The monster -- or rather the Creature -- is often portrayed as a clumsy, inarticulate hulk.
And yet, in the original Mary Woolstonecraft Shelley novel, he's not only articulate, but quite advanced in his thinking.
In her book, "The Sexual Politics of Meat," Carol Adams calls attention to the creature's vegetarian nature -- a much overlooked, and yet deeply fascinating aspect of the story -- and to the novel's "feminist/gender issues."
However, these themes are not so surprising once you know that "Frankenstein's" creator Mary Woolstonecraft Shelley (left) was the daughter of feminist philosopher Mary Woolstonecraft who wrote "A Vindication of the Rights of Women" in 1792.

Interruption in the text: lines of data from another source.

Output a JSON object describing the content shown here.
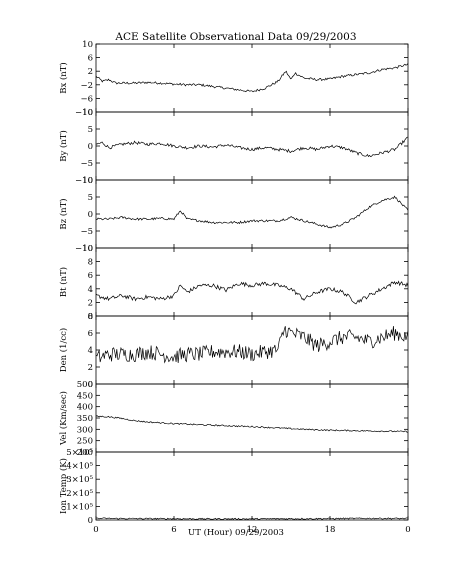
{
  "chart_data": {
    "type": "line",
    "title": "ACE Satellite Observational Data   09/29/2003",
    "xlabel": "UT (Hour)   09/29/2003",
    "x_ticks": [
      "0",
      "6",
      "12",
      "18",
      "0"
    ],
    "xlim": [
      0,
      24
    ],
    "grid": false,
    "panels": [
      {
        "ylabel": "Bx (nT)",
        "ylim": [
          -10,
          10
        ],
        "y_ticks": [
          "10",
          "6",
          "2",
          "−2",
          "−6",
          "−10"
        ],
        "y_tick_values": [
          10,
          6,
          2,
          -2,
          -6,
          -10
        ],
        "x": [
          0,
          0.5,
          1,
          1.5,
          2,
          3,
          4,
          5,
          6,
          7,
          8,
          9,
          10,
          11,
          12,
          13,
          14,
          14.6,
          15,
          15.3,
          16,
          17,
          18,
          19,
          20,
          21,
          22,
          23,
          24
        ],
        "y": [
          0.5,
          -1,
          -0.5,
          -1.5,
          -1.5,
          -1.5,
          -1.3,
          -1.5,
          -1.8,
          -2,
          -2,
          -2.5,
          -3,
          -3.5,
          -4,
          -3,
          -1,
          2,
          -0.5,
          1.5,
          0,
          -0.5,
          -0.3,
          0.5,
          1,
          1.5,
          2.5,
          3,
          4
        ],
        "noise": 0.35
      },
      {
        "ylabel": "By (nT)",
        "ylim": [
          -10,
          10
        ],
        "y_ticks": [
          "10",
          "5",
          "0",
          "−5",
          "−10"
        ],
        "y_tick_values": [
          10,
          5,
          0,
          -5,
          -10
        ],
        "x": [
          0,
          0.5,
          1,
          2,
          3,
          4,
          5,
          6,
          7,
          8,
          9,
          10,
          11,
          12,
          13,
          14,
          15,
          16,
          17,
          18,
          19,
          20,
          21,
          22,
          23,
          24
        ],
        "y": [
          0.5,
          1,
          -0.5,
          0.5,
          1,
          0.5,
          0.8,
          0,
          -0.5,
          0,
          -0.3,
          0.3,
          -0.5,
          -1,
          -0.5,
          -1,
          -1.5,
          -0.5,
          -1,
          0,
          -0.5,
          -2,
          -3,
          -2,
          -1,
          2.5
        ],
        "noise": 0.45
      },
      {
        "ylabel": "Bz (nT)",
        "ylim": [
          -10,
          10
        ],
        "y_ticks": [
          "10",
          "5",
          "0",
          "−5",
          "−10"
        ],
        "y_tick_values": [
          10,
          5,
          0,
          -5,
          -10
        ],
        "x": [
          0,
          1,
          2,
          3,
          4,
          5,
          6,
          6.5,
          7,
          8,
          9,
          10,
          11,
          12,
          13,
          14,
          15,
          16,
          17,
          18,
          19,
          20,
          21,
          22,
          23,
          24
        ],
        "y": [
          -1.5,
          -1.5,
          -1,
          -1.5,
          -1.5,
          -1.3,
          -1.5,
          1,
          -1.5,
          -2,
          -2.5,
          -2.5,
          -2.5,
          -2,
          -2,
          -2,
          -1,
          -2,
          -3,
          -4,
          -3,
          -1,
          2,
          4,
          5,
          1
        ],
        "noise": 0.35
      },
      {
        "ylabel": "Bt (nT)",
        "ylim": [
          0,
          10
        ],
        "y_ticks": [
          "10",
          "8",
          "6",
          "4",
          "2",
          "0"
        ],
        "y_tick_values": [
          10,
          8,
          6,
          4,
          2,
          0
        ],
        "x": [
          0,
          1,
          2,
          3,
          4,
          5,
          6,
          6.5,
          7,
          8,
          9,
          10,
          11,
          12,
          13,
          14,
          15,
          16,
          17,
          18,
          19,
          20,
          21,
          22,
          23,
          24
        ],
        "y": [
          3,
          2.5,
          3,
          2.5,
          2.8,
          2.5,
          3,
          4.5,
          3.5,
          4.5,
          4.5,
          3.8,
          4.8,
          4.5,
          4.8,
          4.5,
          4,
          2.5,
          3.5,
          4,
          3.5,
          2,
          3,
          4,
          5,
          4.5
        ],
        "noise": 0.3
      },
      {
        "ylabel": "Den (1/cc)",
        "ylim": [
          0,
          8
        ],
        "y_ticks": [
          "8",
          "6",
          "4",
          "2",
          "0"
        ],
        "y_tick_values": [
          8,
          6,
          4,
          2,
          0
        ],
        "x": [
          0,
          1,
          2,
          3,
          4,
          5,
          6,
          7,
          8,
          9,
          10,
          11,
          12,
          13,
          14,
          14.5,
          15,
          16,
          17,
          18,
          19,
          20,
          21,
          22,
          23,
          24
        ],
        "y": [
          3,
          3.5,
          3.5,
          3.5,
          3.8,
          3.5,
          3.2,
          3.5,
          3.5,
          3.8,
          3.8,
          3.8,
          3.5,
          3.8,
          4,
          6.5,
          6,
          5.5,
          4.5,
          5,
          5.5,
          5.5,
          5,
          5.5,
          6,
          5.5
        ],
        "noise": 0.9
      },
      {
        "ylabel": "Vel (Km/sec)",
        "ylim": [
          200,
          500
        ],
        "y_ticks": [
          "500",
          "450",
          "400",
          "350",
          "300",
          "250",
          "200"
        ],
        "y_tick_values": [
          500,
          450,
          400,
          350,
          300,
          250,
          200
        ],
        "x": [
          0,
          1,
          2,
          3,
          4,
          6,
          8,
          10,
          12,
          14,
          16,
          18,
          20,
          22,
          24
        ],
        "y": [
          358,
          355,
          348,
          338,
          332,
          325,
          320,
          316,
          312,
          306,
          300,
          296,
          294,
          292,
          290
        ],
        "noise": 3
      },
      {
        "ylabel": "Ion Temp (K)",
        "ylim": [
          0,
          500000
        ],
        "y_ticks": [
          "5×10⁵",
          "4×10⁵",
          "3×10⁵",
          "2×10⁵",
          "1×10⁵",
          "0"
        ],
        "y_tick_values": [
          500000,
          400000,
          300000,
          200000,
          100000,
          0
        ],
        "x": [
          0,
          3,
          6,
          9,
          12,
          15,
          18,
          21,
          24
        ],
        "y": [
          12000,
          10000,
          9000,
          8000,
          8000,
          9000,
          10000,
          12000,
          11000
        ],
        "noise": 5000
      }
    ]
  }
}
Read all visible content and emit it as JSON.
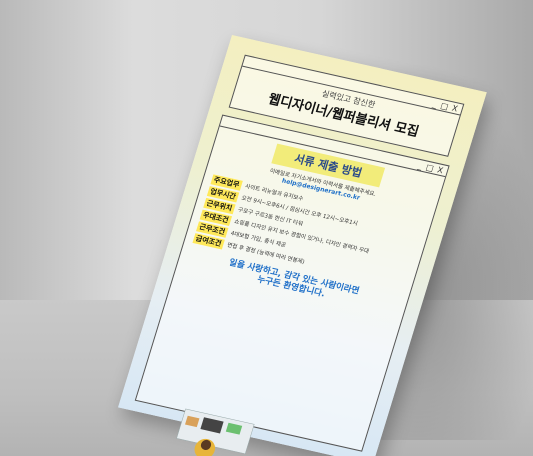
{
  "poster": {
    "subtitle": "실력있고 참신한",
    "title": "웹디자이너/웹퍼블리셔 모집",
    "window_minimize": "_",
    "window_maximize": "□",
    "window_close": "X",
    "section_title": "서류 제출 방법",
    "intro_line1": "이메일로 자기소개서와 이력서를 제출해주세요.",
    "email": "help@designerart.co.kr",
    "items": [
      {
        "tag": "주요업무",
        "text": "사이트 리뉴얼과 유지보수"
      },
      {
        "tag": "업무시간",
        "text": "오전 9시~오후6시 / 점심시간 오후 12시~오후1시"
      },
      {
        "tag": "근무위치",
        "text": "구로구 구로3동 한신 IT 타워"
      },
      {
        "tag": "우대조건",
        "text": "쇼핑몰 디자인 유지 보수 경험이 있거나, 디자인 경력자 우대"
      },
      {
        "tag": "근무조건",
        "text": "4대보험 가입, 중식 제공"
      },
      {
        "tag": "급여조건",
        "text": "면접 후 결정 (능력에 따라 연봉제)"
      }
    ],
    "closing_line1": "일을 사랑하고, 감각 있는 사람이라면",
    "closing_line2": "누구든 환영합니다."
  },
  "colors": {
    "banner": "#f2ec7a",
    "tag": "#ffe95a",
    "accent_blue": "#1e6fc8",
    "poster_top": "#f4efc0",
    "poster_bottom": "#d7e7f4"
  }
}
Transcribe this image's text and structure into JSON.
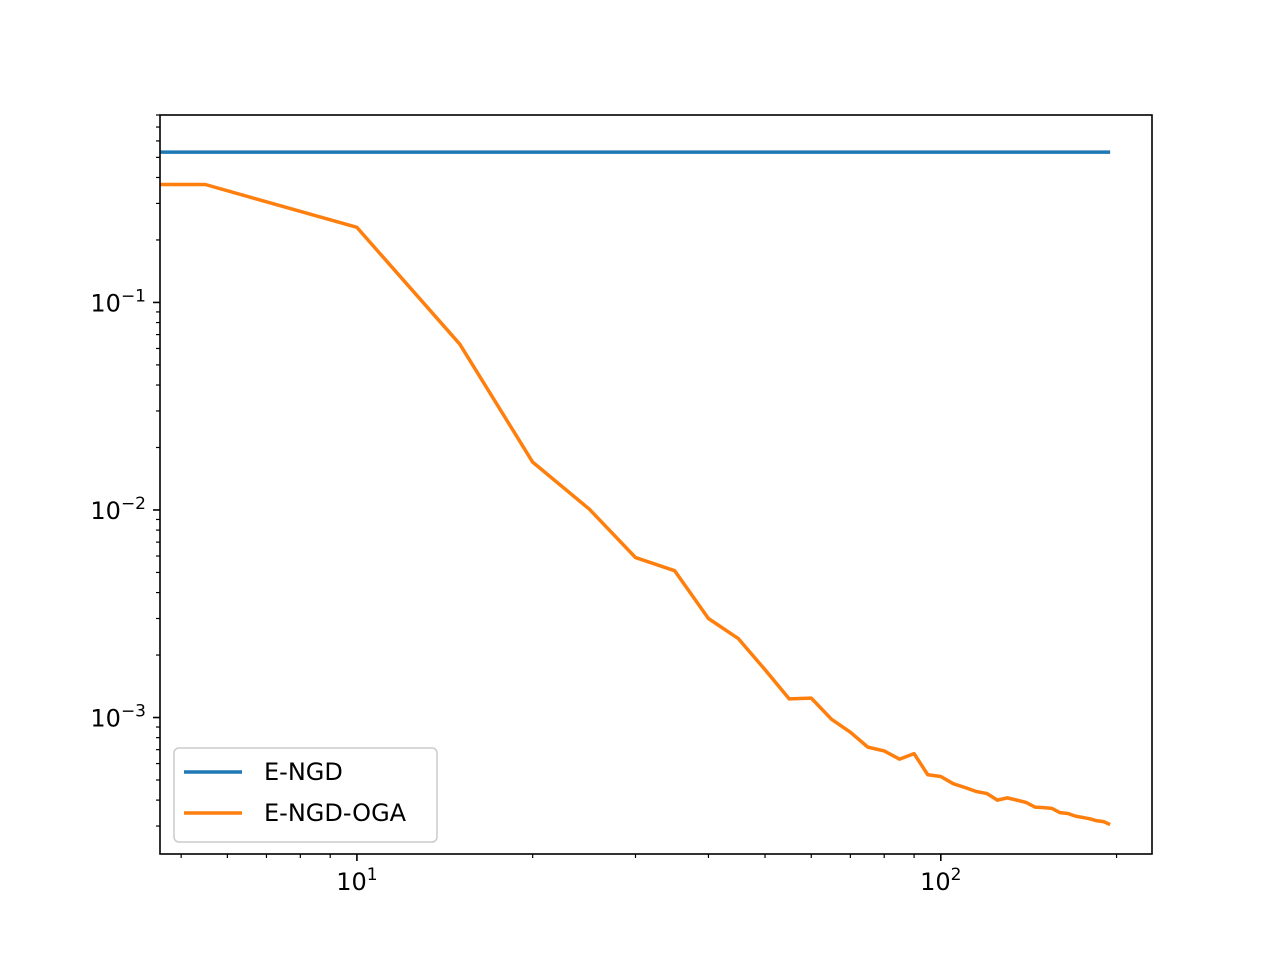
{
  "chart_data": {
    "type": "line",
    "xscale": "log",
    "yscale": "log",
    "xlim": [
      4.6,
      230
    ],
    "ylim": [
      0.00022,
      0.8
    ],
    "grid": false,
    "legend_placement": "lower-left",
    "xticks": [
      {
        "base": "10",
        "exp": "1",
        "value": 10
      },
      {
        "base": "10",
        "exp": "2",
        "value": 100
      }
    ],
    "yticks": [
      {
        "base": "10",
        "exp": "−1",
        "value": 0.1
      },
      {
        "base": "10",
        "exp": "−2",
        "value": 0.01
      },
      {
        "base": "10",
        "exp": "−3",
        "value": 0.001
      }
    ],
    "series": [
      {
        "name": "E-NGD",
        "color": "#1f77b4",
        "x": [
          4.6,
          195
        ],
        "y": [
          0.53,
          0.53
        ]
      },
      {
        "name": "E-NGD-OGA",
        "color": "#ff7f0e",
        "x": [
          4.6,
          5.5,
          10,
          15,
          20,
          25,
          30,
          35,
          40,
          45,
          50,
          55,
          60,
          65,
          70,
          75,
          80,
          85,
          90,
          95,
          100,
          105,
          110,
          115,
          120,
          125,
          130,
          135,
          140,
          145,
          150,
          155,
          160,
          165,
          170,
          175,
          180,
          185,
          190,
          195
        ],
        "y": [
          0.37,
          0.37,
          0.23,
          0.063,
          0.017,
          0.0101,
          0.0059,
          0.0051,
          0.003,
          0.0024,
          0.0017,
          0.00123,
          0.00124,
          0.00098,
          0.00085,
          0.00072,
          0.00069,
          0.00063,
          0.00067,
          0.00053,
          0.00052,
          0.00048,
          0.00046,
          0.00044,
          0.00043,
          0.0004,
          0.00041,
          0.0004,
          0.00039,
          0.00037,
          0.000368,
          0.000365,
          0.000348,
          0.000345,
          0.000335,
          0.00033,
          0.000325,
          0.000318,
          0.000315,
          0.000305
        ]
      }
    ]
  }
}
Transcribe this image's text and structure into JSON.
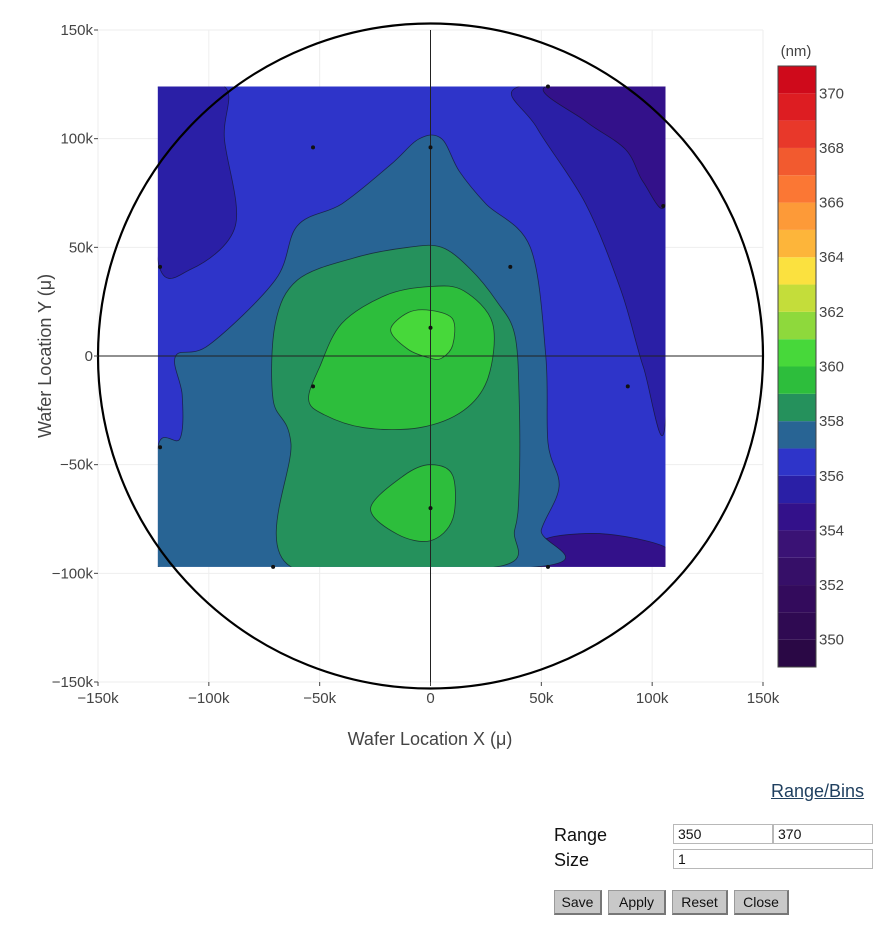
{
  "chart_data": {
    "type": "contour",
    "xlabel": "Wafer Location X (μ)",
    "ylabel": "Wafer Location Y (μ)",
    "xlim": [
      -150000,
      150000
    ],
    "ylim": [
      -150000,
      150000
    ],
    "x_ticks": [
      {
        "value": -150000,
        "label": "−150k"
      },
      {
        "value": -100000,
        "label": "−100k"
      },
      {
        "value": -50000,
        "label": "−50k"
      },
      {
        "value": 0,
        "label": "0"
      },
      {
        "value": 50000,
        "label": "50k"
      },
      {
        "value": 100000,
        "label": "100k"
      },
      {
        "value": 150000,
        "label": "150k"
      }
    ],
    "y_ticks": [
      {
        "value": 150000,
        "label": "150k"
      },
      {
        "value": 100000,
        "label": "100k"
      },
      {
        "value": 50000,
        "label": "50k"
      },
      {
        "value": 0,
        "label": "0"
      },
      {
        "value": -50000,
        "label": "−50k"
      },
      {
        "value": -100000,
        "label": "−100k"
      },
      {
        "value": -150000,
        "label": "−150k"
      }
    ],
    "grid": true,
    "wafer_radius": 150000,
    "contour_extent": {
      "x": [
        -123000,
        106000
      ],
      "y": [
        -97000,
        124000
      ]
    },
    "colorbar": {
      "title": "(nm)",
      "range": [
        349,
        371
      ],
      "ticks": [
        {
          "value": 370,
          "label": "370"
        },
        {
          "value": 368,
          "label": "368"
        },
        {
          "value": 366,
          "label": "366"
        },
        {
          "value": 364,
          "label": "364"
        },
        {
          "value": 362,
          "label": "362"
        },
        {
          "value": 360,
          "label": "360"
        },
        {
          "value": 358,
          "label": "358"
        },
        {
          "value": 356,
          "label": "356"
        },
        {
          "value": 354,
          "label": "354"
        },
        {
          "value": 352,
          "label": "352"
        },
        {
          "value": 350,
          "label": "350"
        }
      ],
      "bins": [
        {
          "from": 349,
          "to": 350,
          "color": "#2a0845"
        },
        {
          "from": 350,
          "to": 351,
          "color": "#2f0a52"
        },
        {
          "from": 351,
          "to": 352,
          "color": "#330b5c"
        },
        {
          "from": 352,
          "to": 353,
          "color": "#360f68"
        },
        {
          "from": 353,
          "to": 354,
          "color": "#3a1275"
        },
        {
          "from": 354,
          "to": 355,
          "color": "#33118a"
        },
        {
          "from": 355,
          "to": 356,
          "color": "#2a1fa6"
        },
        {
          "from": 356,
          "to": 357,
          "color": "#2e34c9"
        },
        {
          "from": 357,
          "to": 358,
          "color": "#286494"
        },
        {
          "from": 358,
          "to": 359,
          "color": "#25915c"
        },
        {
          "from": 359,
          "to": 360,
          "color": "#2dbe3c"
        },
        {
          "from": 360,
          "to": 361,
          "color": "#47d83a"
        },
        {
          "from": 361,
          "to": 362,
          "color": "#8ed93c"
        },
        {
          "from": 362,
          "to": 363,
          "color": "#c4dd3a"
        },
        {
          "from": 363,
          "to": 364,
          "color": "#fbe13f"
        },
        {
          "from": 364,
          "to": 365,
          "color": "#fdb53a"
        },
        {
          "from": 365,
          "to": 366,
          "color": "#fd9a38"
        },
        {
          "from": 366,
          "to": 367,
          "color": "#fb7734"
        },
        {
          "from": 367,
          "to": 368,
          "color": "#f25a2f"
        },
        {
          "from": 368,
          "to": 369,
          "color": "#e8382a"
        },
        {
          "from": 369,
          "to": 370,
          "color": "#dd1d22"
        },
        {
          "from": 370,
          "to": 371,
          "color": "#cf0a1b"
        }
      ]
    },
    "regions": [
      {
        "level": 356,
        "color": "#2e34c9",
        "points": [
          [
            -123000,
            124000
          ],
          [
            106000,
            124000
          ],
          [
            106000,
            -97000
          ],
          [
            -123000,
            -97000
          ]
        ]
      },
      {
        "level": 355,
        "color": "#2a1fa6",
        "points": [
          [
            -123000,
            124000
          ],
          [
            -93000,
            124000
          ],
          [
            -93000,
            100000
          ],
          [
            -88000,
            60000
          ],
          [
            -108000,
            40000
          ],
          [
            -123000,
            44000
          ]
        ]
      },
      {
        "level": 355,
        "color": "#2a1fa6",
        "points": [
          [
            40000,
            124000
          ],
          [
            106000,
            124000
          ],
          [
            106000,
            -30000
          ],
          [
            96000,
            -5000
          ],
          [
            86000,
            30000
          ],
          [
            70000,
            70000
          ],
          [
            48000,
            105000
          ]
        ]
      },
      {
        "level": 354,
        "color": "#33118a",
        "points": [
          [
            52000,
            124000
          ],
          [
            106000,
            124000
          ],
          [
            106000,
            70000
          ],
          [
            96000,
            80000
          ],
          [
            88000,
            95000
          ],
          [
            70000,
            108000
          ]
        ]
      },
      {
        "level": 354,
        "color": "#33118a",
        "points": [
          [
            48000,
            -97000
          ],
          [
            48000,
            -88000
          ],
          [
            56000,
            -83000
          ],
          [
            80000,
            -82000
          ],
          [
            106000,
            -88000
          ],
          [
            106000,
            -97000
          ]
        ]
      },
      {
        "level": 357,
        "color": "#286494",
        "points": [
          [
            -123000,
            -97000
          ],
          [
            -123000,
            -42000
          ],
          [
            -113000,
            -38000
          ],
          [
            -112000,
            -18000
          ],
          [
            -115000,
            0
          ],
          [
            -100000,
            5000
          ],
          [
            -70000,
            35000
          ],
          [
            -60000,
            60000
          ],
          [
            -40000,
            70000
          ],
          [
            -18000,
            88000
          ],
          [
            -5000,
            100000
          ],
          [
            5000,
            100000
          ],
          [
            13000,
            85000
          ],
          [
            25000,
            70000
          ],
          [
            45000,
            50000
          ],
          [
            52000,
            0
          ],
          [
            53000,
            -40000
          ],
          [
            58000,
            -60000
          ],
          [
            50000,
            -80000
          ],
          [
            48000,
            -97000
          ]
        ]
      },
      {
        "level": 358,
        "color": "#25915c",
        "points": [
          [
            -63000,
            -97000
          ],
          [
            -63000,
            -40000
          ],
          [
            -71000,
            -20000
          ],
          [
            -70000,
            15000
          ],
          [
            -60000,
            35000
          ],
          [
            -35000,
            45000
          ],
          [
            -10000,
            50000
          ],
          [
            5000,
            50000
          ],
          [
            18000,
            40000
          ],
          [
            30000,
            25000
          ],
          [
            38000,
            10000
          ],
          [
            40000,
            -20000
          ],
          [
            40000,
            -60000
          ],
          [
            38000,
            -80000
          ],
          [
            30000,
            -97000
          ]
        ]
      },
      {
        "level": 359,
        "color": "#2dbe3c",
        "points": [
          [
            -55000,
            -20000
          ],
          [
            -50000,
            -5000
          ],
          [
            -40000,
            15000
          ],
          [
            -20000,
            28000
          ],
          [
            0,
            32000
          ],
          [
            15000,
            30000
          ],
          [
            28000,
            15000
          ],
          [
            26000,
            -10000
          ],
          [
            15000,
            -25000
          ],
          [
            -5000,
            -33000
          ],
          [
            -30000,
            -33000
          ],
          [
            -48000,
            -27000
          ]
        ]
      },
      {
        "level": 359,
        "color": "#2dbe3c",
        "points": [
          [
            -27000,
            -70000
          ],
          [
            -12000,
            -55000
          ],
          [
            0,
            -50000
          ],
          [
            10000,
            -55000
          ],
          [
            10000,
            -75000
          ],
          [
            0,
            -85000
          ],
          [
            -15000,
            -82000
          ]
        ]
      },
      {
        "level": 360,
        "color": "#47d83a",
        "points": [
          [
            -18000,
            12000
          ],
          [
            -10000,
            20000
          ],
          [
            0,
            21000
          ],
          [
            10000,
            17000
          ],
          [
            10000,
            5000
          ],
          [
            5000,
            -1000
          ],
          [
            0,
            -1000
          ],
          [
            -10000,
            3000
          ]
        ]
      }
    ],
    "measurement_points": [
      {
        "x": 0,
        "y": 96000
      },
      {
        "x": 36000,
        "y": 41000
      },
      {
        "x": 0,
        "y": 13000
      },
      {
        "x": -53000,
        "y": -14000
      },
      {
        "x": 0,
        "y": -70000
      },
      {
        "x": -53000,
        "y": 96000
      },
      {
        "x": -122000,
        "y": 41000
      },
      {
        "x": -122000,
        "y": -42000
      },
      {
        "x": -71000,
        "y": -97000
      },
      {
        "x": 53000,
        "y": -97000
      },
      {
        "x": 53000,
        "y": 124000
      },
      {
        "x": 105000,
        "y": 69000
      },
      {
        "x": 89000,
        "y": -14000
      }
    ]
  },
  "controls": {
    "link": "Range/Bins",
    "range_label": "Range",
    "size_label": "Size",
    "range_min": "350",
    "range_max": "370",
    "size_value": "1",
    "save": "Save",
    "apply": "Apply",
    "reset": "Reset",
    "close": "Close"
  }
}
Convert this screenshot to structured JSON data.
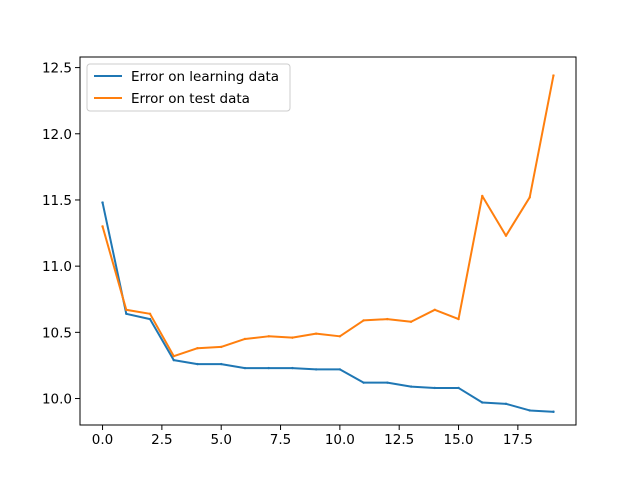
{
  "chart_data": {
    "type": "line",
    "title": "",
    "xlabel": "",
    "ylabel": "",
    "xlim": [
      -0.95,
      19.95
    ],
    "ylim": [
      9.8,
      12.58
    ],
    "x_ticks": [
      0.0,
      2.5,
      5.0,
      7.5,
      10.0,
      12.5,
      15.0,
      17.5
    ],
    "x_tick_labels": [
      "0.0",
      "2.5",
      "5.0",
      "7.5",
      "10.0",
      "12.5",
      "15.0",
      "17.5"
    ],
    "y_ticks": [
      10.0,
      10.5,
      11.0,
      11.5,
      12.0,
      12.5
    ],
    "y_tick_labels": [
      "10.0",
      "10.5",
      "11.0",
      "11.5",
      "12.0",
      "12.5"
    ],
    "grid": false,
    "legend_position": "top-left",
    "x": [
      0,
      1,
      2,
      3,
      4,
      5,
      6,
      7,
      8,
      9,
      10,
      11,
      12,
      13,
      14,
      15,
      16,
      17,
      18,
      19
    ],
    "series": [
      {
        "name": "Error on learning data",
        "color": "#1f77b4",
        "values": [
          11.48,
          10.64,
          10.6,
          10.29,
          10.26,
          10.26,
          10.23,
          10.23,
          10.23,
          10.22,
          10.22,
          10.12,
          10.12,
          10.09,
          10.08,
          10.08,
          9.97,
          9.96,
          9.91,
          9.9
        ]
      },
      {
        "name": "Error on test data",
        "color": "#ff7f0e",
        "values": [
          11.3,
          10.67,
          10.64,
          10.32,
          10.38,
          10.39,
          10.45,
          10.47,
          10.46,
          10.49,
          10.47,
          10.59,
          10.6,
          10.58,
          10.67,
          10.6,
          11.53,
          11.23,
          11.52,
          12.44
        ]
      }
    ]
  }
}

In the chapter titled "Frankenstein's Vegetarian Monster," Adams says the Creature's vegetarianism makes him "a more sympathetic being who considers how it exploits others."
She explains how the Creature extends his moral code to include animals. In the novel he says:
"My food is not that of man; I do not destroy the lamb and the kid, to glut my appetite; acorns and berries afford me sufficient nourishment. My companion will be of the same nature as myself, and will be content with the same fare. We shall make our bed of dried leaves; the sun will shine on us as on man, and will ripen our food. The picture I present to you is peaceful and human."
Adams says, "the Creature's futile hopes for admittance into the human circle reflect the position of that time's vegetarians and feminists; they confront a world whose circles, so tightly drawn, refuse them admittance, dividing us from them."
There are also other "Frankenstein/Feminist" connections found in the book. According to Adams:
- Actress Elsa Lanchester (right,) who played "The Bride of Frankenstein," was the daughter of feminist, suffragette, socialist and vegetarian Biddy Lanchester, who challenged the false naming of meat. Elsa sometimes referred to meat as "offal" and explained, "Biddy the vegetarian inspired the use of this word, that's what meat was to her." Merriam-Webster defines "offal" as the trimmings of a butchered animal, or rubbish.
- Actor Marty Feldman (below,) who played Igor in Mel Brooks' "Young Frankenstein," is quoted twice in the book.
Of the meat-masculinity connection, Feldman said, "It has to do with the function of the male within our society Football players drink beer because it's a man's drink, and eat steak because it's a man's meal. The emphasis is on 'man-sized portions,' 'hero' sandwiches; the whole terminology of meat eating reflects masculine bias."
Later, Feldman talks about his father who was in the army during World War II, "(he) could not eat meat because he was an Orthodox Jew. He practically starved to death and was treated with great contempt by the other soldiers because a soldier should eat steak."